The day after Bainbridge led and mediated Robyn’s 2018 Red Bull Music Academy interview-lecture, they were in the studio with the Swedish pop legend, workshopping lyrics on a handful of songs and recording vocals for tracks like “Cry Everything,” “Dreams Fall,” and “The Warning.” Robyn’s sense of emotional vulnerability coupled with a clever instinct for delicate melodies is what made her 2018 LP Honey a landmark of contemporary pop; it’s what Bainbridge (who opened for her on the Honey tour) recognized as the missing ingredient in their work together.
Since releasing their second album, Otherness, Bainbridge has discovered in themself the defiant confidence to navigate through the world openly and honestly, as a queer, gender-nonconforming person of color.

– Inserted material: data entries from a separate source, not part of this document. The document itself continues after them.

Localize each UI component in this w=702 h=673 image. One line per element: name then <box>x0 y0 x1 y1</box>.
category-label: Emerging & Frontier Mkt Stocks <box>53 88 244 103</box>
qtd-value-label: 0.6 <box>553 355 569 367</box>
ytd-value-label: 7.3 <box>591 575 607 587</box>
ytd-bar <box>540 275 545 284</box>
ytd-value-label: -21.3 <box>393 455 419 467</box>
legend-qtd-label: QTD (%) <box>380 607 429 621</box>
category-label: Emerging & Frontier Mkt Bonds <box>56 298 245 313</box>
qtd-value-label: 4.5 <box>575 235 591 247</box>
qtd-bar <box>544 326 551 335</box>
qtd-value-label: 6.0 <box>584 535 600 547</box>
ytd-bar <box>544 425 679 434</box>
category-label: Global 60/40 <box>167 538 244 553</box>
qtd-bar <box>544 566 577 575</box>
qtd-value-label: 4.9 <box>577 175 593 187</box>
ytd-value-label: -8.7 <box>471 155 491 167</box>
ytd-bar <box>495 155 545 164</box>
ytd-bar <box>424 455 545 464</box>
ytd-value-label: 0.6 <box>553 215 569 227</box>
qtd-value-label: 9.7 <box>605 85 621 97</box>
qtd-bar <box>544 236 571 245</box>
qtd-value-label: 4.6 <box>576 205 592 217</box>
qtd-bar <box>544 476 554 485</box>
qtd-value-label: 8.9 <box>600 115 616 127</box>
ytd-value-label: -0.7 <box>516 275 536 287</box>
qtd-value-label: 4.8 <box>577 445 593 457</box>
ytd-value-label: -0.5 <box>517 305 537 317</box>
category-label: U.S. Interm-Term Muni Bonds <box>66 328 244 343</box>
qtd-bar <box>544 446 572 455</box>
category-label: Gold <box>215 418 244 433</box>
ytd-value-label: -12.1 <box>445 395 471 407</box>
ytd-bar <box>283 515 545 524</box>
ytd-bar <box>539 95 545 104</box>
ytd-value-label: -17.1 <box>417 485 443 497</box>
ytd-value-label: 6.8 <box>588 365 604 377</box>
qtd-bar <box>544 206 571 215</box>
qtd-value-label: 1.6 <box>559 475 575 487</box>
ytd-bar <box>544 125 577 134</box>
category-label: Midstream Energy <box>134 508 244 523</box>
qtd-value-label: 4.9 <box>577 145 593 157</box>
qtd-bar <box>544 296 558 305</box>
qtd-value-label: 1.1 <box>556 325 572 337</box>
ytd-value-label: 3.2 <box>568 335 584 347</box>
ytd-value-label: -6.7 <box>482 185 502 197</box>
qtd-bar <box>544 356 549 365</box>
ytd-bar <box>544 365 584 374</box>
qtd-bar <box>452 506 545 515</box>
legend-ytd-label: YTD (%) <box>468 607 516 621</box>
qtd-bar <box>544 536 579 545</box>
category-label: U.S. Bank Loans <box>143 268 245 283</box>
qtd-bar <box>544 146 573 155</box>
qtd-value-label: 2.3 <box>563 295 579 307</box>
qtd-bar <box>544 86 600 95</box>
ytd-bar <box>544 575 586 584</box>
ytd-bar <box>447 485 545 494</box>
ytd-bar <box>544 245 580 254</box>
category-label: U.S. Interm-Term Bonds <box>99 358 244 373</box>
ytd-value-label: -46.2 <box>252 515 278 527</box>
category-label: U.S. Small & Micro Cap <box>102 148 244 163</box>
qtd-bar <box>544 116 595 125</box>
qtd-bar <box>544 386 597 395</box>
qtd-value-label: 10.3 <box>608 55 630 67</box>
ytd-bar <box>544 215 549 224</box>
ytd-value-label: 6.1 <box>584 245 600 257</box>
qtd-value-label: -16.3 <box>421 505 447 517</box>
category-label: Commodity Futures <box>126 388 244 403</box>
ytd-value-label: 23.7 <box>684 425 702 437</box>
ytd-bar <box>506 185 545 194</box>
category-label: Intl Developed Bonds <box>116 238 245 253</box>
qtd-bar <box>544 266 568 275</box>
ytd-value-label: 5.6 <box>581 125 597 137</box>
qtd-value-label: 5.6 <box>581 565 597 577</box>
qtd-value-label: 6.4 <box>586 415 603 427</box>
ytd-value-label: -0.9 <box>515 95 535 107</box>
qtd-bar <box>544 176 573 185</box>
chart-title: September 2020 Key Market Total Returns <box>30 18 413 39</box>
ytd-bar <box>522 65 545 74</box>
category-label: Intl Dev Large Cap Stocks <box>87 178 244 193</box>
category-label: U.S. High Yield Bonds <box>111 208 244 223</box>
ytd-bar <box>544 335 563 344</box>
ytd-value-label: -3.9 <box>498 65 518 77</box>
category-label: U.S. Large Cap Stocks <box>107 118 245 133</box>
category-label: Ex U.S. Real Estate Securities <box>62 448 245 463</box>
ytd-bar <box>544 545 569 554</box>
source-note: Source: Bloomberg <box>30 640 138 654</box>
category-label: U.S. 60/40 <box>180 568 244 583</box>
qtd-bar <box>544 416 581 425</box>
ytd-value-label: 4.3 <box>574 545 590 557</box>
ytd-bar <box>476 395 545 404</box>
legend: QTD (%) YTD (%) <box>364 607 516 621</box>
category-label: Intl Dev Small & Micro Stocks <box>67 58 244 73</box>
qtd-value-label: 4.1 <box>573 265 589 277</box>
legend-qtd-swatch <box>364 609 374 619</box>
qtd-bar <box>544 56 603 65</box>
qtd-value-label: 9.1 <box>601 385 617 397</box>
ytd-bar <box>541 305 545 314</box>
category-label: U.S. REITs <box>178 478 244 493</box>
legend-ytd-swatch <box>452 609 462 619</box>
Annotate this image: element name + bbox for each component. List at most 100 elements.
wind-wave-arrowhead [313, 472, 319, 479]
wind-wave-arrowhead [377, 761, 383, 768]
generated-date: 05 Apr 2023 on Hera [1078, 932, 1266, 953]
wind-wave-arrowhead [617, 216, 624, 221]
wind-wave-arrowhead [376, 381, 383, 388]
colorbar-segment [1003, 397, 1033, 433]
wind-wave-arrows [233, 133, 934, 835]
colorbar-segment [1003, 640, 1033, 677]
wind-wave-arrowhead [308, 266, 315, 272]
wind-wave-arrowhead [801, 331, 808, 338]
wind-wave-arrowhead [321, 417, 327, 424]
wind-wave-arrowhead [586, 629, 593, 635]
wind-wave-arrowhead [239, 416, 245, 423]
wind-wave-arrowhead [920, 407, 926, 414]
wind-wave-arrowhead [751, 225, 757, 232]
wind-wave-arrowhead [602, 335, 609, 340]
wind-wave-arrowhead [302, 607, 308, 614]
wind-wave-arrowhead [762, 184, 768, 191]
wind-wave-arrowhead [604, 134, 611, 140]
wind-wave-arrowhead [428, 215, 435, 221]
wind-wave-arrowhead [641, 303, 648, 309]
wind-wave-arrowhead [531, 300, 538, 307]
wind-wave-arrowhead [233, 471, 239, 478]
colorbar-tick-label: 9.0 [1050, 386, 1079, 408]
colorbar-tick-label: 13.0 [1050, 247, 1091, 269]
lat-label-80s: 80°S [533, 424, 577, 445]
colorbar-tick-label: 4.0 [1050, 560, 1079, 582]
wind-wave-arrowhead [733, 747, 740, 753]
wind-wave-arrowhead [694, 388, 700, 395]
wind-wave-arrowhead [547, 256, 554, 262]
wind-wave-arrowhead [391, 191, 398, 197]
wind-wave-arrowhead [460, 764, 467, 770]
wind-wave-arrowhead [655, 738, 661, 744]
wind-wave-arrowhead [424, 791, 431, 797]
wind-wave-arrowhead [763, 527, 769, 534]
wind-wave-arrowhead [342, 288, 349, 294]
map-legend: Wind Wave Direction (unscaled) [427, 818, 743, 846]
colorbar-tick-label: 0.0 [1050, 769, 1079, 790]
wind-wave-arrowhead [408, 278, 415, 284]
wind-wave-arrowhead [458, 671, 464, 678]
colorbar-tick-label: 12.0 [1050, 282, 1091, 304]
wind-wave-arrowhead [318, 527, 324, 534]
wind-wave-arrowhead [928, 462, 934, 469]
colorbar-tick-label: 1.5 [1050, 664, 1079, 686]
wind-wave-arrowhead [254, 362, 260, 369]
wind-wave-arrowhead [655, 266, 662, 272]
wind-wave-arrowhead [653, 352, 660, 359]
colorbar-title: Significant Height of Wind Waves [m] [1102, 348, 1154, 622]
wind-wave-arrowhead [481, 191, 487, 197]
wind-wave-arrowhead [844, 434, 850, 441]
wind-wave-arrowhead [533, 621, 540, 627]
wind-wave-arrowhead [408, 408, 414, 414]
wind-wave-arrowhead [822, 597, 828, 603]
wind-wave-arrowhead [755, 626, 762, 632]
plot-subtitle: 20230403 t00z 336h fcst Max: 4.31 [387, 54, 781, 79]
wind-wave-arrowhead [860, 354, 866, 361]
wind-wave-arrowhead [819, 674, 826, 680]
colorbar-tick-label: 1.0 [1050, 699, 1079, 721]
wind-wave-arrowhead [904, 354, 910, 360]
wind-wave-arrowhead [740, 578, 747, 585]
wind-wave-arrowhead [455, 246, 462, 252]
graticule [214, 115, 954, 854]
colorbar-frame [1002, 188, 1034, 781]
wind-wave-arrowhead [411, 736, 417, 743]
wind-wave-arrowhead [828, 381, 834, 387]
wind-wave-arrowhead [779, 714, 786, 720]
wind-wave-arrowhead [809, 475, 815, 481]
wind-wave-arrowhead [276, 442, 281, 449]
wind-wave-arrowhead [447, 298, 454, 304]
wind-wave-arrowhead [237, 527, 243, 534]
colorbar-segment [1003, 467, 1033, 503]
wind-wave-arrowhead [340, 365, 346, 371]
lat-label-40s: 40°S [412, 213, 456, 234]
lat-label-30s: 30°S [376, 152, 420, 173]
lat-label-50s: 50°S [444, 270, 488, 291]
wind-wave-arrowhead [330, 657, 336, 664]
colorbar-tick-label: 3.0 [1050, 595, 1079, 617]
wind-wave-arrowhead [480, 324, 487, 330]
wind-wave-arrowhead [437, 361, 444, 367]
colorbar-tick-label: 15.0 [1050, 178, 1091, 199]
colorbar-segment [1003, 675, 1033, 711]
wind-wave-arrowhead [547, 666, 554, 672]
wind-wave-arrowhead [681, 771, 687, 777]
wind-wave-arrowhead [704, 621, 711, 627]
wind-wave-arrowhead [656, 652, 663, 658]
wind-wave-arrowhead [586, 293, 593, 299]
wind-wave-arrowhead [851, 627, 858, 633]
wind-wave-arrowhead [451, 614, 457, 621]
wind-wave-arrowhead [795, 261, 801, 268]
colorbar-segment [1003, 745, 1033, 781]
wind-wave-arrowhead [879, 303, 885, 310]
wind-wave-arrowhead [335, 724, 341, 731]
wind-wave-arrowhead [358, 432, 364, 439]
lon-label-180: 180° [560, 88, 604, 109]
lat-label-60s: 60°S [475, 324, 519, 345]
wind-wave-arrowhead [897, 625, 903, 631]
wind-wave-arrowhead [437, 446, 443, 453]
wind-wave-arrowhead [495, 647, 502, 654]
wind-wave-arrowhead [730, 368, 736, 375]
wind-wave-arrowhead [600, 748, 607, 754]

And while these identifiers were certainly hinted at in Kindness’s previous music, Something Like A War expounds on the concept of femininity, queerness, and otherness as power, as real-life tools for direct protest or rebellion. It’s best articulated on “Softness As A Weapon,” a tense electronic duet with Robyn that expands briefly midway through into a joyous house number.

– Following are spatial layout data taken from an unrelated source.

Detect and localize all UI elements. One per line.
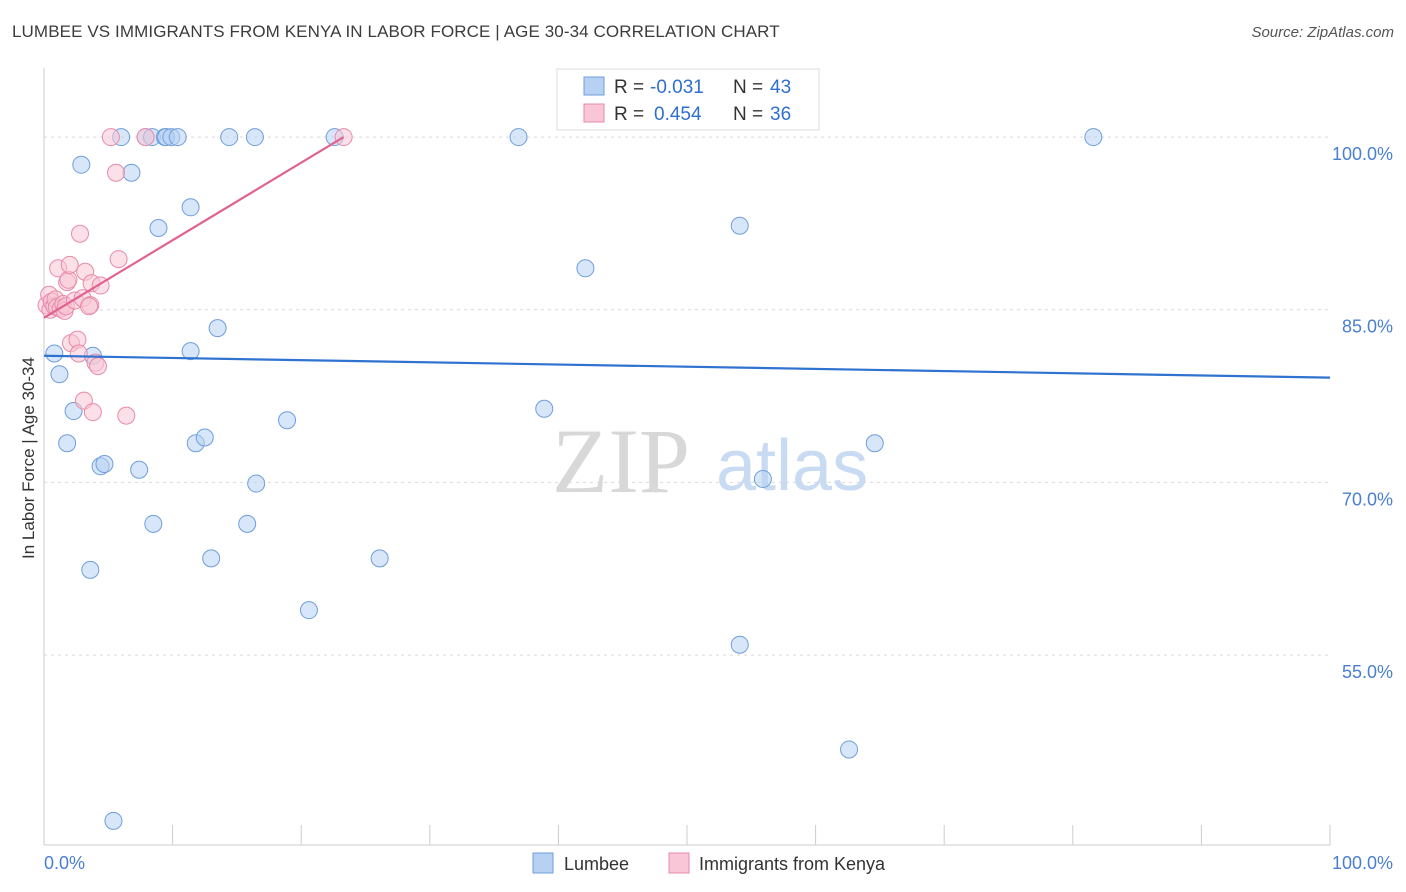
source-credit: Source: ZipAtlas.com: [1251, 24, 1394, 41]
lumbee-point: [181, 198, 200, 217]
kenya-point: [89, 357, 108, 376]
lumbee-point: [195, 428, 214, 447]
lumbee-point: [247, 474, 266, 493]
stats-n-label-lumbee: N =: [733, 77, 763, 98]
stats-r-value-kenya: 0.454: [654, 104, 702, 125]
lumbee-point: [576, 259, 595, 278]
gridlines: [44, 136, 1330, 656]
kenya-point: [109, 250, 128, 269]
legend-label-lumbee: Lumbee: [564, 854, 629, 874]
watermark: ZIP atlas: [552, 410, 868, 512]
lumbee-point: [753, 469, 772, 488]
lumbee-point: [50, 365, 69, 384]
lumbee-point: [299, 601, 318, 620]
legend-swatch-lumbee: [532, 852, 554, 874]
lumbee-point: [245, 128, 264, 147]
lumbee-point: [95, 454, 114, 473]
x-tick-label-min: 0.0%: [44, 853, 85, 873]
y-tick-label: 85.0%: [1342, 317, 1393, 337]
kenya-point: [101, 128, 120, 147]
kenya-point: [80, 297, 99, 316]
lumbee-point: [130, 460, 149, 479]
x-axis-ticks: [43, 825, 1331, 845]
lumbee-point: [840, 740, 859, 759]
stats-r-label-kenya: R =: [614, 104, 644, 125]
lumbee-point: [72, 155, 91, 174]
stats-n-value-kenya: 36: [770, 104, 791, 125]
lumbee-point: [202, 549, 221, 568]
lumbee-point: [865, 434, 884, 453]
chart-title: LUMBEE VS IMMIGRANTS FROM KENYA IN LABOR…: [12, 22, 780, 41]
lumbee-point: [535, 399, 554, 418]
lumbee-point: [81, 560, 100, 579]
lumbee-point: [220, 128, 239, 147]
lumbee-point: [104, 811, 123, 830]
lumbee-point: [730, 216, 749, 235]
legend: Lumbee Immigrants from Kenya: [532, 852, 886, 874]
y-tick-label: 100.0%: [1332, 144, 1393, 164]
kenya-point: [136, 128, 155, 147]
watermark-zip: ZIP: [552, 410, 690, 512]
lumbee-point: [168, 128, 187, 147]
lumbee-point: [122, 163, 141, 182]
stats-n-label-kenya: N =: [733, 104, 763, 125]
y-tick-label: 55.0%: [1342, 662, 1393, 682]
kenya-point: [83, 403, 102, 422]
x-tick-label-max: 100.0%: [1332, 853, 1393, 873]
kenya-point: [60, 255, 79, 274]
lumbee-point: [45, 344, 64, 363]
y-tick-label: 70.0%: [1342, 489, 1393, 509]
stats-box: R = -0.031 N = 43 R = 0.454 N = 36: [556, 68, 820, 131]
lumbee-point: [238, 514, 257, 533]
stats-r-value-lumbee: -0.031: [650, 77, 704, 98]
kenya-point: [59, 270, 78, 289]
lumbee-trend-line: [43, 354, 1331, 379]
y-axis-tick-labels: 55.0% 70.0% 85.0% 100.0%: [1332, 144, 1393, 682]
lumbee-point: [181, 342, 200, 361]
lumbee-point: [58, 434, 77, 453]
stats-swatch-lumbee: [583, 76, 605, 96]
lumbee-point: [208, 319, 227, 338]
lumbee-point: [730, 635, 749, 654]
lumbee-point: [149, 219, 168, 238]
lumbee-point: [144, 514, 163, 533]
watermark-atlas: atlas: [716, 426, 868, 506]
stats-r-label-lumbee: R =: [614, 77, 644, 98]
lumbee-point: [278, 411, 297, 430]
kenya-point: [69, 344, 88, 363]
kenya-point: [117, 406, 136, 425]
kenya-point: [71, 224, 90, 243]
lumbee-point: [509, 128, 528, 147]
stats-n-value-lumbee: 43: [770, 77, 791, 98]
lumbee-point: [1084, 128, 1103, 147]
legend-label-kenya: Immigrants from Kenya: [699, 854, 886, 874]
lumbee-point: [370, 549, 389, 568]
kenya-trend-line: [43, 136, 345, 319]
kenya-point: [107, 163, 126, 182]
legend-swatch-kenya: [668, 852, 690, 874]
trend-lines: [43, 136, 1331, 379]
y-axis-title: In Labor Force | Age 30-34: [19, 357, 38, 559]
stats-swatch-kenya: [583, 103, 605, 123]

Philly rapper Bahamadia (of ’90s hip-hop fame, featured on the seminal drum & bass record New Forms by Roni Size) steps in as well. Her voice, flanked by some tight vocal arrangements courtesy of U.K. producer Sampha, sounds a generation removed from the other vocalists featured on Bainbridge’s new record, and yet it’s telling of the vast continuum of like-minded artists orbiting Kindness’s gravitational pull. “She’s just a Philadelphia legend,” Bainbridge says of Bahamadia. “Her and Jazmine Sullivan sort of move in a similar world; they’ve probably been in the same room. I feel like every artist on this record kind of interconnects, somehow.”
Yet, even with all these phenomenal women pushing this tremendous and sophisticated pop album forward, it’s Bainbridge’s grandmother who occupies its center. “I didn’t realize this—the day before the album comes out, September 5th, would’ve been my grandmother’s 100th birthday. It’s quite unexpected. My mum and my sister are gonna come to London for a get-together we’re having for the record,” they say, “so I guess we’ll celebrate my grandmother and the record and might have a drink for [my friend and collaborator] Philippe Zdar as well, since there will be lots of friends and family in one place.”